I would like to prove this:
lemma NatDivision(a: nat, b: nat)
requires b != 0
ensures a / b == (a as real / b as real).Floor
I don't know where to start—this seems almost axiomatic.
If I knew what the axioms were, I could work from there, but I poked around in the Dafny source code and couldn't find axioms for nat division. (This Is Boogie 2 claims Boogie requires you to define your own, so I imagine they're there somewhere, maybe in C# code.)
(The broader context: I'm trying to prove that (a + n * b) % b == a % b for natural numbers, using this approach. Here's the almost-working Dafny proof.)
It can be done in three lines:
lemma NatDivision(a: nat, b: nat)
requires b != 0
ensures a / b == (a as real / b as real).Floor
{
// A basic fact about the natural division and modulo operations:
assert a == (a / b) * b + (a % b);
// Cast some values to `real`, because this is a programming language.
// (In math, 7 and 7.0 are the same object and this wouldn't be needed...)

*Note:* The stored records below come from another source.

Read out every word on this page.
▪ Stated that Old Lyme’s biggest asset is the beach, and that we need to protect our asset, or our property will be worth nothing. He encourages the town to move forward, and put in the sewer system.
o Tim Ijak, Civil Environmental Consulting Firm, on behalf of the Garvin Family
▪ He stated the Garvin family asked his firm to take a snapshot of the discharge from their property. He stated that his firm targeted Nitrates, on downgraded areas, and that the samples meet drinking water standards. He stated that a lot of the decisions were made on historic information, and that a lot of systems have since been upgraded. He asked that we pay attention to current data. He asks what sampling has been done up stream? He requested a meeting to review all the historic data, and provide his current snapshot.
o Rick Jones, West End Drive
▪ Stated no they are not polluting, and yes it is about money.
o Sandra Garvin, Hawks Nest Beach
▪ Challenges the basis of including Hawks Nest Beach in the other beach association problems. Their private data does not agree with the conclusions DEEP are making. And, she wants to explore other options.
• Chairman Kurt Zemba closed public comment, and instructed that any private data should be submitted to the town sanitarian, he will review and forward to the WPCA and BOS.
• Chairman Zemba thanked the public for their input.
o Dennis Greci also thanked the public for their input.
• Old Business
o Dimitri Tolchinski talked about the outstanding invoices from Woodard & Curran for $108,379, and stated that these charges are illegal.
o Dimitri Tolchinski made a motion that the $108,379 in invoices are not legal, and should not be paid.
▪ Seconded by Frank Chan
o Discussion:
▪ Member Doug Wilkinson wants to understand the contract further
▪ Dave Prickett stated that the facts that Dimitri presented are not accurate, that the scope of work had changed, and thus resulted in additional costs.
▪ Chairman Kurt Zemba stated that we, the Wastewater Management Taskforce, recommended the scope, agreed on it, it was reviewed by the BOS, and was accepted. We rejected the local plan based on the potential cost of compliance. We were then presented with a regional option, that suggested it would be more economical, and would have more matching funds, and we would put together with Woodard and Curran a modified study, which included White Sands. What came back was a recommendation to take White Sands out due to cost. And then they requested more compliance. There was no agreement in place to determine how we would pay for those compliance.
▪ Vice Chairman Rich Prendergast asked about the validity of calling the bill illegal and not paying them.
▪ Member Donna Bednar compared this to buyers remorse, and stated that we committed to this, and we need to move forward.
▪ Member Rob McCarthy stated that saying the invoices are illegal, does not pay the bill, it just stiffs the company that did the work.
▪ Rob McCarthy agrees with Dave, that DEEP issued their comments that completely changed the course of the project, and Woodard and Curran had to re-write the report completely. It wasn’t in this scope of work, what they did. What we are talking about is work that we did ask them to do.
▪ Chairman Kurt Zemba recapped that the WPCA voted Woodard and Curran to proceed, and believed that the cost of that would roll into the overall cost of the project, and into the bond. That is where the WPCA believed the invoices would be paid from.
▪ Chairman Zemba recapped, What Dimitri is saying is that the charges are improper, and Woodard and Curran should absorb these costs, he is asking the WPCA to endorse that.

assert a as real == (a / b) as real * b as real + (a % b) as real;
// Divide through by b.
assert a as real / b as real == (a / b) as real + (a % b) as real / b as real;
// Aha! That reveals that the real quotient `a as real / b as real` is equal
// to the natural quotient `a / b` (a natural number) plus a fraction.
// This looks enough like `Floor` that Dafny can take it from here.
}
I still haven't found the axioms for division.
How I found this proof: First, I assumed that Dafny does not define either natural division or real division in terms of the other. So then how are they defined? I wrote down my best guesses:
// natural division
a / b == the unique number q | a == q * b + r, 0 <= r < b.
// real division
a / b == the unique number q | q * b == a
From there it was a simple matter of trying every possible dead end that can be derived from these two facts before stumbling upon the trick above.
I had a hunch the proof would hinge on something in each definition that did not hold for the other. Sure enough, the first definition became the first assertion of the proof, and the remainder term was important. The second definition is not used directly, but if you look closely you can see a spot where we assume that real multiplication * b as real cancels out real division / b as real.